Say we are trying to divide a set of objects, U, into k groups. We then say that a k-clustering of U is a partition of U into k non-empty sets. The spacing of a k-clustering is the minimum distance between any pair of points lying in *different* clusters. Given that we want points in different clusters to be far apart from one another, a natural goal is to seek the k-clustering with the maximum possible spacing.
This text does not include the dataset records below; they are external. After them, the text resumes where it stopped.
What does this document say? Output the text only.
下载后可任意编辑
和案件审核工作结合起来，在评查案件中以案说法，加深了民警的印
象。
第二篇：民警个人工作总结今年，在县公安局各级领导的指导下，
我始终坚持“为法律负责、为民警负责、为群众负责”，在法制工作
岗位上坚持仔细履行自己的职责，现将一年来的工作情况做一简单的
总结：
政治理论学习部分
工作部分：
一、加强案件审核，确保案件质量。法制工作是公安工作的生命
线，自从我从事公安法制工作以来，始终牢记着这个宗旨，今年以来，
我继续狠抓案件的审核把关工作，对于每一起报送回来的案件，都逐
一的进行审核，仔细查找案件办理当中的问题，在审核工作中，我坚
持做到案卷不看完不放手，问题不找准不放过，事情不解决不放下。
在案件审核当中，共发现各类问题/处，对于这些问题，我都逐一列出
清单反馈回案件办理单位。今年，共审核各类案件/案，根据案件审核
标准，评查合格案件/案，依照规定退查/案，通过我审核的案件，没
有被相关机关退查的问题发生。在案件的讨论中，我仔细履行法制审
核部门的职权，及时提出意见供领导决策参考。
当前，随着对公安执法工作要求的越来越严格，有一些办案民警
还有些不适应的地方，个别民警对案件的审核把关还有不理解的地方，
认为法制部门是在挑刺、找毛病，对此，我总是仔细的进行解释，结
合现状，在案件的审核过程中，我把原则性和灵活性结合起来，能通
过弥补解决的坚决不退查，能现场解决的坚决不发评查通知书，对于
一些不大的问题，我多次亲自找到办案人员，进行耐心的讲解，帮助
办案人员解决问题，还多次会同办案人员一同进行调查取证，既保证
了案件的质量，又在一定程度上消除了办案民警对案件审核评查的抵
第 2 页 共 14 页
Usually we stat by drawing an edge between the closest pair of points, and then between the next closest pair of points and so on. We stop when we obtain k connected components.

4.8

We want to use the fewest number of bits possible to encode things, such as the characters in the English language. There are 26 letters, 5 important punctuation marks, and a space, which is 32 characters. This means we can't use less than 2^5 bits. But perhaps we don't have to use 5 bits for every letter; we can assign really common letters to strings of less than 5 bits so that we can attempt to minimize the average number of bits used. The issue of reducing the average number of bits per letter is a fundamental problem in the area of data compression.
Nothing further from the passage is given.